Schwangerschaft/StillzeitSchwangerschaft
Tierversuche zur Reproduktionstoxizität wurden mit der intravenösen Form von Paracetamol nicht durchgeführt. Studien zur oralen Anwendung ergaben jedoch keine Fehlbildungen oder fetotoxische Effekte.
Klinische Erfahrungen mit der intravenösen Anwendung von Paracetamol sind begrenzt. Epidemiologische Daten zur Anwendung von oralen therapeutischen Paracetamol-Dosen zeigen jedoch keine Nebenwirkungen auf den Schwangerschaftsverlauf oder auf die Gesundheit des Fetus/des Neugeborenen.
Prospektiv erhobene Daten zu einer Überdosierung in der Schwangerschaft ergaben kein erhöhtes Fehlbildungsrisiko.
Dennoch sollte Paracetamol Sintetica während der Schwangerschaft nur nach sorgfältiger Nutzen-Risiko-Abwägung angewendet werden. Die empfohlene Dosierung und Dauer der Anwendung sind in diesem Fall strikt einzuhalten.
Stillzeit
Bei stillenden Müttern geht weniger als 1% der verabreichten Paracetamol-Dosis in die Muttermilch über.
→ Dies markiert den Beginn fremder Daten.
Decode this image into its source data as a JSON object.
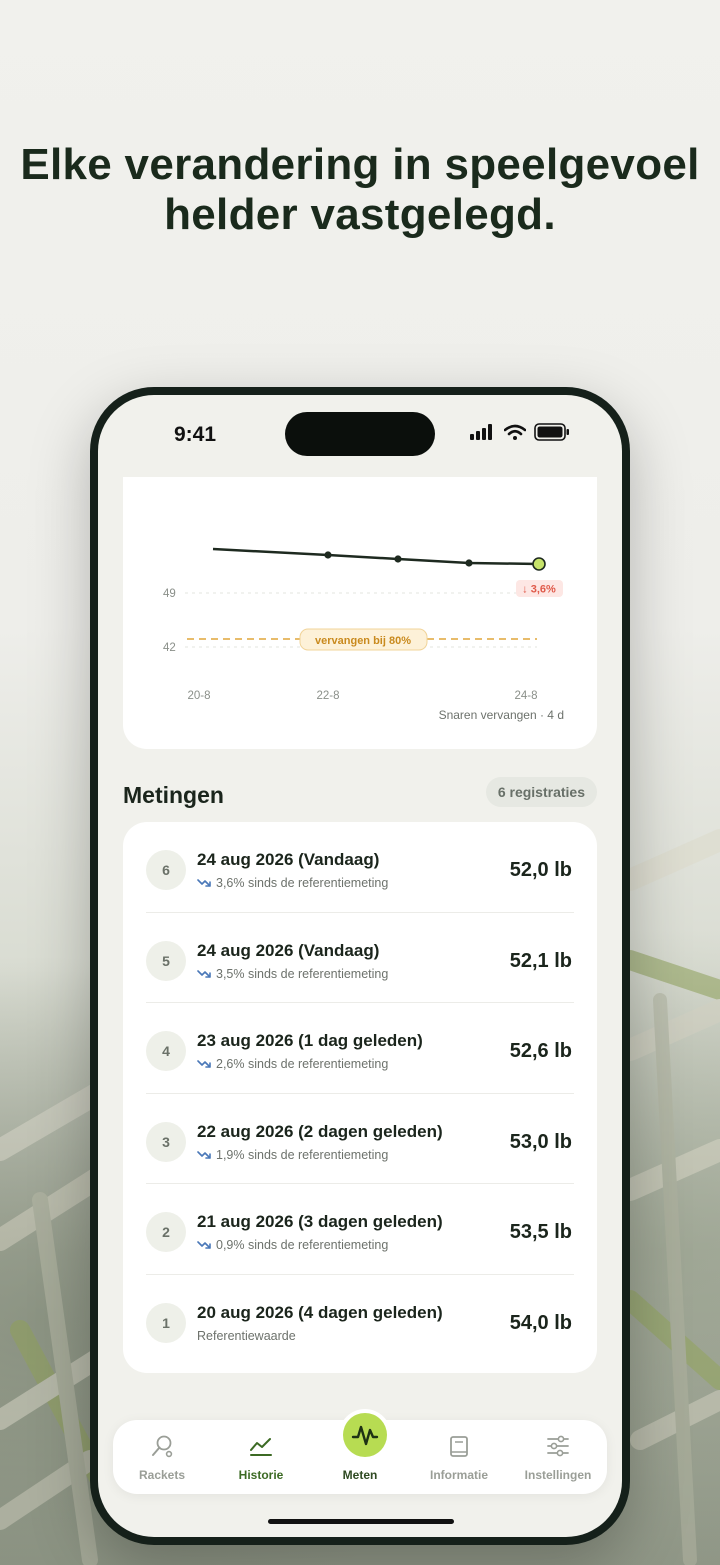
{
  "headline": {
    "line1": "Elke verandering in speelgevoel",
    "line2": "helder vastgelegd."
  },
  "status_bar": {
    "time": "9:41"
  },
  "chart": {
    "y_ticks": [
      "49",
      "42"
    ],
    "x_ticks": [
      "20-8",
      "22-8",
      "24-8"
    ],
    "change_badge": "↓ 3,6%",
    "threshold_label": "vervangen bij 80%",
    "footnote": "Snaren vervangen · 4 d"
  },
  "measurements": {
    "title": "Metingen",
    "count_label": "6 registraties",
    "rows": [
      {
        "index": "6",
        "date": "24 aug 2026 (Vandaag)",
        "subtitle": "3,6% sinds de referentiemeting",
        "trend": true,
        "value": "52,0 lb"
      },
      {
        "index": "5",
        "date": "24 aug 2026 (Vandaag)",
        "subtitle": "3,5% sinds de referentiemeting",
        "trend": true,
        "value": "52,1 lb"
      },
      {
        "index": "4",
        "date": "23 aug 2026 (1 dag geleden)",
        "subtitle": "2,6% sinds de referentiemeting",
        "trend": true,
        "value": "52,6 lb"
      },
      {
        "index": "3",
        "date": "22 aug 2026 (2 dagen geleden)",
        "subtitle": "1,9% sinds de referentiemeting",
        "trend": true,
        "value": "53,0 lb"
      },
      {
        "index": "2",
        "date": "21 aug 2026 (3 dagen geleden)",
        "subtitle": "0,9% sinds de referentiemeting",
        "trend": true,
        "value": "53,5 lb"
      },
      {
        "index": "1",
        "date": "20 aug 2026 (4 dagen geleden)",
        "subtitle": "Referentiewaarde",
        "trend": false,
        "value": "54,0 lb"
      }
    ]
  },
  "tabbar": {
    "tabs": [
      {
        "label": "Rackets",
        "icon": "racket-icon",
        "active": false
      },
      {
        "label": "Historie",
        "icon": "chart-line-icon",
        "active": true
      },
      {
        "label": "Meten",
        "icon": "waveform-icon",
        "active": false
      },
      {
        "label": "Informatie",
        "icon": "book-icon",
        "active": false
      },
      {
        "label": "Instellingen",
        "icon": "sliders-icon",
        "active": false
      }
    ]
  },
  "colors": {
    "accent_green": "#b7dc52",
    "active_tab": "#3c6a24",
    "threshold": "#e0a53a",
    "decline_red": "#e05a4a",
    "trend_blue": "#4a78b8"
  }
}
Die Paracetamol-Konzentrationen in der Muttermilch erreichen ca. 50-100% der Paracetamol-Konzentrationen im Plasma der stillenden Mütter. Über Hautausschlag bei gestillten Säuglingen wurde berichtet. Es gibt jedoch keine Hinweise auf ein Risiko für den Säugling.
Fertilität
Es liegen keine klinischen Daten zur Fertilität vor. In tierexperimentellen Studien mit Paracetamol wurde eine Auswirkung auf die Fertilität festgestellt (siehe «Präklinische Daten»).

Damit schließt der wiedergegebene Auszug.